Em 2025, foi anunciado o projeto de duplicação da Rodovia Francisco Alves Negrão — a SP-258 — no trecho urbano de Itararé (SP). Antiga reivindicação de políticos e da população, a obra, orçada em mais de R$ 70,2 milhões, segundo matéria de 04/08/2025 da Agência de Notícias do Governo do Estado de São Paulo, teve início no mês de setembro.

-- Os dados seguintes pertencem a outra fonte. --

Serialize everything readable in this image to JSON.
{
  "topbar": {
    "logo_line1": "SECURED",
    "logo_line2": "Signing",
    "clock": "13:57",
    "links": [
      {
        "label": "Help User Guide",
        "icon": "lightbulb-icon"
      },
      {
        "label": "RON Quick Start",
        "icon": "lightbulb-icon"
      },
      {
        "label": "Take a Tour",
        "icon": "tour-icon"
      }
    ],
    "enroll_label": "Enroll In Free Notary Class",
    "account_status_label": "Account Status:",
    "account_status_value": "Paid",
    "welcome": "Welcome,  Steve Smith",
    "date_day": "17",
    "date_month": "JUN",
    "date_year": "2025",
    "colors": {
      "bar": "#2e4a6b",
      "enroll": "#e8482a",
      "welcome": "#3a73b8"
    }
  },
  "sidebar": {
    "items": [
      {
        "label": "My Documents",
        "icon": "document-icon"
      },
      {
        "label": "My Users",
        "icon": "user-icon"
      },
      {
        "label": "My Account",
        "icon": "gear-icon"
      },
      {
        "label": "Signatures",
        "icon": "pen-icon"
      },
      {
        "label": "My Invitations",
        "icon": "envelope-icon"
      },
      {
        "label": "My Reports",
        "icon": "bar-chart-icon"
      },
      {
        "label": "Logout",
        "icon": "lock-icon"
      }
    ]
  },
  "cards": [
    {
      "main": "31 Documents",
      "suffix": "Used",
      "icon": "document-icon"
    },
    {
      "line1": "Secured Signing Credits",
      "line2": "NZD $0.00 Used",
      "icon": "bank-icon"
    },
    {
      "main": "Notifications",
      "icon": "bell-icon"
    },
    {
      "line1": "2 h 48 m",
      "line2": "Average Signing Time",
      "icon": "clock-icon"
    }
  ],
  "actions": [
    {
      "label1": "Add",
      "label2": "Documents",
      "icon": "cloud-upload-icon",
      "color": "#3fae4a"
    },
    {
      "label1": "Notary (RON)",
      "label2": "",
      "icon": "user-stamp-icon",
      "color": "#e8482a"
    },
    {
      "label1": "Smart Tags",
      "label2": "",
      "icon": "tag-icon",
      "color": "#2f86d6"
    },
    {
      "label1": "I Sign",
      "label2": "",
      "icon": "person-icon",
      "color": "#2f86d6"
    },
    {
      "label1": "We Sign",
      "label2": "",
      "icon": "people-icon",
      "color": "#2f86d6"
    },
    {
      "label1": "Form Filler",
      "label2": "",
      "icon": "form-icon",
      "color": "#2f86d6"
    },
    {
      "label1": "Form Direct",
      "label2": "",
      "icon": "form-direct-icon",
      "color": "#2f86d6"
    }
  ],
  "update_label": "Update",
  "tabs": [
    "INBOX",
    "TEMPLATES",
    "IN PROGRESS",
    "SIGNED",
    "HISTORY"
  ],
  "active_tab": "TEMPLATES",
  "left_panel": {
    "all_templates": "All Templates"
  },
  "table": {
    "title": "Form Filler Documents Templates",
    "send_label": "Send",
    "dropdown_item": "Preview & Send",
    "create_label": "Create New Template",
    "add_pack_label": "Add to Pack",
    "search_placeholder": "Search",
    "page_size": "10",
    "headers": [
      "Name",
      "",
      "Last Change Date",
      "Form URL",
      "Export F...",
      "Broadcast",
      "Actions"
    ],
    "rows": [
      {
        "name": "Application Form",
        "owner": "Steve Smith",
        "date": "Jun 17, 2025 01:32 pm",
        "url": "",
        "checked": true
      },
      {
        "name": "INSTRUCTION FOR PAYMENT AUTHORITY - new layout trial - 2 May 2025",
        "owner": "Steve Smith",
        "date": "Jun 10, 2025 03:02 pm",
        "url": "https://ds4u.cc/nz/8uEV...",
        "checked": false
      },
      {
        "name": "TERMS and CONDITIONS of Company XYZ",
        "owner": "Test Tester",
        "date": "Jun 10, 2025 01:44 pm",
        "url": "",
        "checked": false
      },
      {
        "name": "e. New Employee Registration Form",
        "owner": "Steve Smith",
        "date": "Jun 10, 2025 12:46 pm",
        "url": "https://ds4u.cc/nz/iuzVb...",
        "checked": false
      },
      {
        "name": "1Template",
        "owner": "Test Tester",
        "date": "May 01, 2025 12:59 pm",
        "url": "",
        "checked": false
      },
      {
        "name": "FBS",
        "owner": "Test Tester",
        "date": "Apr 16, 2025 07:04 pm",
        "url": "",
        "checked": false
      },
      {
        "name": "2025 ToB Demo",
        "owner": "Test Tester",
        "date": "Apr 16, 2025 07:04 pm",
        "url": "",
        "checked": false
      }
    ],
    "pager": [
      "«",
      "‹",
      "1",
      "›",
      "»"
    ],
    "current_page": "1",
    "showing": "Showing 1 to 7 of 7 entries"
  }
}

De acordo com o projeto, a duplicação ocorrerá no sentido interior–capital, dando continuidade ao trecho já existente, desde a divisa do estado até o km 339, próximo ao Auto Posto Estradão, encerrando-se no km 338, onde está localizado o viaduto da Rodovia Aparício Biglia Filho. A mesma matéria destaca que “o projeto prevê a remodelação de um dispositivo de retorno com a criação de novas alças, a implantação de faixas de aceleração e desaceleração, a duplicação de dispositivo de passagem inferior, a sinalização vertical e horizontal, a instalação de elementos de segurança e um novo sistema de drenagem”. Desde então, a intervenção tem sido amplamente celebrada nas redes sociais e exaltada por personalidades políticas como essencial ao desenvolvimento de Itararé e do Sudoeste Paulista.
Entenda o caso
A SP-258 é uma rodovia estadual de aproximadamente 110 quilômetros, iniciando-se em Capão Bonito/SP e cruzando diversos municípios até seu término em Itararé/SP. O trecho completo — Capão Bonito a Itararé — sempre recebeu atenção negativa devido à elevada ocorrência de acidentes graves, que ceifaram inúmeras vidas. Com poucos pontos de faixas adicionais, a rodovia possui trechos urbanos totalmente duplicados nos municípios de Capão Bonito e Itapeva, restando, até o momento, apenas a conclusão da duplicação em Itararé.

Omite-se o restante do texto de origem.